The second unexpected finding was a thin metallic object seen on the x-rays in the area along the superior portion of the mouth on the left side (Figure 7.24). Endoscopy revealed that the object was lodged under the tongue, and with a little manipulation, what appeared to be an oxidized nail was removed. Connecticut State archaeologist, Nick Bellantoni, examined the artifact and determined that it was a factory-cut nail dating to the late 19th and early 20th centuries (Bellantoni 2005). Bellantoni felt that it could be a finishing nail or a shingle/lathe nail. The shape of this type of nail prevented the cracking of wood often
experienced when using a wire nail. Bellantoni was certain that it was not a fastener used in coffin or casket manufacturing.
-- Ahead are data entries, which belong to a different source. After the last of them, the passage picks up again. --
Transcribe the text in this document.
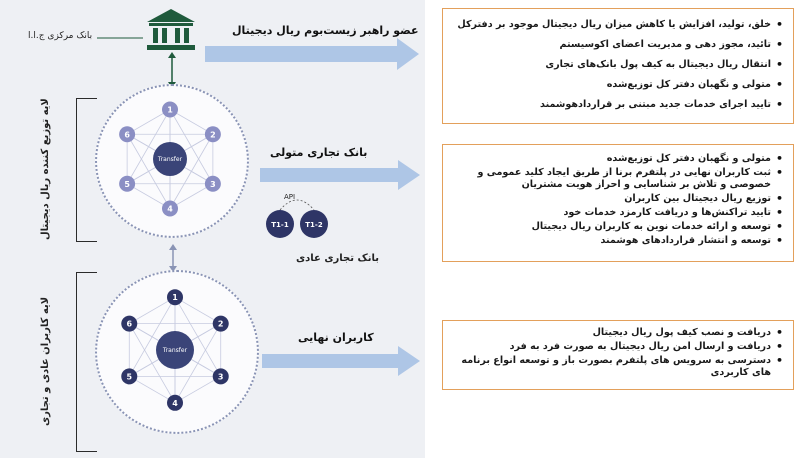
بانک مرکزی ج.ا.ا
لایه توزیع کننده ریال دیجیتال
لایه کاربران عادی و تجاری
Transfer
1
2
3
4
5
6
Transfer
1
2
3
4
5
6
T1-1 T1-2
API
بانک تجاری عادی
عضو راهبر زیست‌بوم ریال دیجیتال
بانک تجاری متولی
کاربران نهایی
• خلق، تولید، افزایش یا کاهش میزان ریال دیجیتال موجود بر دفترکل
• تائید، مجوز دهی و مدیریت اعضای اکوسیستم
• انتقال ریال دیجیتال به کیف پول بانک‌های تجاری
• متولی و نگهبان دفتر کل توزیع‌شده
• تایید اجرای خدمات جدید مبتنی بر قراردادهوشمند
• متولی و نگهبان دفتر کل توزیع‌شده
• ثبت کاربران نهایی در پلتفرم برنا از طریق ایجاد کلید عمومی و خصوصی و تلاش بر شناسایی و احراز هویت مشتریان
• توزیع ریال دیجیتال بین کاربران
• تایید تراکنش‌ها و دریافت کارمزد خدمات خود
• توسعه و ارائه خدمات نوین به کاربران ریال دیجیتال
• توسعه و انتشار قراردادهای هوشمند
• دریافت و نصب کیف پول ریال دیجیتال
• دریافت و ارسال امن ریال دیجیتال به صورت فرد به فرد
• دسترسی به سرویس های پلتفرم بصورت باز و توسعه انواع برنامه های کاربردی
The coins discovered in the upper esophagus were an interesting find. The date range of the coins suggests that they had been placed there over a long period. It further suggests that the mummy had been viewed at the funeral home, perhaps as a dramatic example of the embalming prowess at the Auman Funeral Home. The coins may have been placed according to the custom of giving the dead hidden money to pay the boatman who will transport the recently dead across the river Styx. Or perhaps the mummy was simply an unusual wishing well.
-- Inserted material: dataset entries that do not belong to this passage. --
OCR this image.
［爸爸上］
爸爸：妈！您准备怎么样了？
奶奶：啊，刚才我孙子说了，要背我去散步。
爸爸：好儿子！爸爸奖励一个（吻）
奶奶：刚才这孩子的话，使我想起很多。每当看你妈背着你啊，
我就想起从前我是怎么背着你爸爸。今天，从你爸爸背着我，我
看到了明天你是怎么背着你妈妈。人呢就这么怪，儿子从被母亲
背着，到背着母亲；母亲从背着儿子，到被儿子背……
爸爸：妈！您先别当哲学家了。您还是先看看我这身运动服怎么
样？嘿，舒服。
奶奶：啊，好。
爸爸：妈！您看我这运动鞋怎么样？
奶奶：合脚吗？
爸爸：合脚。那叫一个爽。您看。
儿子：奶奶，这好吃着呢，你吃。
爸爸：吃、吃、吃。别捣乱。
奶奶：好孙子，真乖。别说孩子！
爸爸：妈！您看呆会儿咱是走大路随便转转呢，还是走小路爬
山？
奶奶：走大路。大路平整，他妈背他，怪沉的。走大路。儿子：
The artifacts associated with this case—the coins and the nail—seem to verify the temporal period reported in the late 19th century newspaper accounts of James Penn. An additional piece of information from direct observation points to the same time period— the style of stitching used at the embalming sites, a baseball stitch that was in vogue around the turn of that century.
This case also demonstrates the suggested procedure for artifact analysis using paleoimaging methodologies. First, a survey was conducted using both standard
radiography and on-site CT scans. Target analysis was accomplished using standard radiography and endoscopy. And finally, artifact extraction was conducted under both fluoroscopic and endoscopic guidance. Based on the on-site evaluation, a decision was made to move the mummy. This decision was based on the stability of the mummy and the additional paleopathological data that could be derived using a state-of-the-art multidetector CT (MDCT) scanner. It was agreed by the research team that this would be a low-risk high-benefit endeavor. The paleopathological data associated with James Penn (pulmonary adhesions, lesions, and liver pathology) are presented in Chapter 3.